Sitka and other Southeast communities with limited road systems and hydro power, she said, “are exactly the prototype – they should be paying you to drive electric vehicles.”
Murkowski said she’s working on financing new vessels for the Alaska ferry system, not only in the infrastructure bill but in separate legislation. She spoke of the difficulty in convincing people outside Alaska of the importance of the Alaska Marine Highway in Southeast. She compared it to the same problem she faced in the Alaska Legislature, trying to educate legislators from other parts about the vital role of the ferry system in Southeast.
Without mentioning Gov. Dunleavy’s cuts to ferry system funding, Murkowski said state support of the system is one of the important requirements in getting federal support.
Of her current visit to Sitka, she said, “One of the reasons I wanted to talk to the folks over at Allen Marine is what’s the potential we might have for electric ferries.”
A former chairman of the Senate energy committee, and now the longest serving member of that committee, she said she has dealt with the issue of climate change for years. She summarized the task as developing a policy that provides “predictability” –that is, not subject to change with every change of administration in Washington – and that will not affect American competitiveness in international trade.
A moderate Republican, Murkowski was one of the few members of her party in the Senate who voted to convict former president Donald Trump in his impeachment trial for inciting the Jan. 6 attack on the U.S Capitol.

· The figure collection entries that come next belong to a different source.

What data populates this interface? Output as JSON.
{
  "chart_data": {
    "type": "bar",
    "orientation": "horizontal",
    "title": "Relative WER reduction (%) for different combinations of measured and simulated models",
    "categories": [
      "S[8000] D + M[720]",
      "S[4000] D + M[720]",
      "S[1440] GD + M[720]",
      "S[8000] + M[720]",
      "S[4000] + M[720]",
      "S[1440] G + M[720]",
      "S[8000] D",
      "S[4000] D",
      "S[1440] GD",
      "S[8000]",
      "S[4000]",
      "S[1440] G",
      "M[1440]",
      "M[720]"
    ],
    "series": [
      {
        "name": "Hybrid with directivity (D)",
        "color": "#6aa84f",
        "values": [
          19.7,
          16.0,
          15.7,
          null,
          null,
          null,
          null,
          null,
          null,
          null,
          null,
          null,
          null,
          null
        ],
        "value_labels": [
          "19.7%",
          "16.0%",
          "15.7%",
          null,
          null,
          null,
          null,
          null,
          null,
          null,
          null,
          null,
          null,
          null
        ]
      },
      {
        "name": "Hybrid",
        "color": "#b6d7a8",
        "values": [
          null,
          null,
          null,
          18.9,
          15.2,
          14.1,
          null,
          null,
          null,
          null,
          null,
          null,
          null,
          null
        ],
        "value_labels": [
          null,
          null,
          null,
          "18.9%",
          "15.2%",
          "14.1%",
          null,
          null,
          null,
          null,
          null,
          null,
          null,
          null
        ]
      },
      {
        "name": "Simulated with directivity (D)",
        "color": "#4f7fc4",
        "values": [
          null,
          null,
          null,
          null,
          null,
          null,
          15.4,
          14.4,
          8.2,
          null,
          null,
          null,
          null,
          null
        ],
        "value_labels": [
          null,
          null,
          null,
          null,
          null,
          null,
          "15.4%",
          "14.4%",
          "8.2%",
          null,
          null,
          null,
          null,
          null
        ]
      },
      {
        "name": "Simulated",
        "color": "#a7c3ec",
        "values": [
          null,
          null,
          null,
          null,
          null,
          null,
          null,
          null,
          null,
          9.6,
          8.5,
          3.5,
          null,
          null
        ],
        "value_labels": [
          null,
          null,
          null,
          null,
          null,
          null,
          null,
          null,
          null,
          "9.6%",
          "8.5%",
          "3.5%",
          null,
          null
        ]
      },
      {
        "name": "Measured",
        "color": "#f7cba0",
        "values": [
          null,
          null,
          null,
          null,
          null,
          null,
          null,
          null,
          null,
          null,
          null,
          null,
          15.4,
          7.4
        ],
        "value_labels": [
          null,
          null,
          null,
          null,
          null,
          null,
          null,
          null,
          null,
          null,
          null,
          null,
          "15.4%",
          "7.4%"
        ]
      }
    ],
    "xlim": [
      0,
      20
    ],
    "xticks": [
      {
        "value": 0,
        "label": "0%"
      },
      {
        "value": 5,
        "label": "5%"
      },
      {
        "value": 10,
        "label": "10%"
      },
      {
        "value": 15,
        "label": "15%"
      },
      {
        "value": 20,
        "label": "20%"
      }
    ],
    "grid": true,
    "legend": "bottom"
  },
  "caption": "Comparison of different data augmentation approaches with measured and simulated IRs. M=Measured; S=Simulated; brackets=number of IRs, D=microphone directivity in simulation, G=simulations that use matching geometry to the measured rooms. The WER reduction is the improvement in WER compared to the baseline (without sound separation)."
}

And on May 28 she was one of only six Senate Republicans who voted in favor of having a 9-11 type independent commission investigate the events surrounding Jan. 6.
That bill was defeated by the Republican opposition in the Senate.
Responding to a reporter’s question about that vote, Murkowski said:
“...“Every single senator was in that chamber when that capitol was breached by an angry, violent mob, and our capitol was desecrated, when the effort to stop an election that was inflamed by the words and the actions of our former president up to that event and the day of that event – and we were all there, and to have the thought that we should have an investigation of that event, and that was rejected by the Senate – that is still shocking to me.
“ Shocking to me” she repeated. “ And I am still very disappointed.”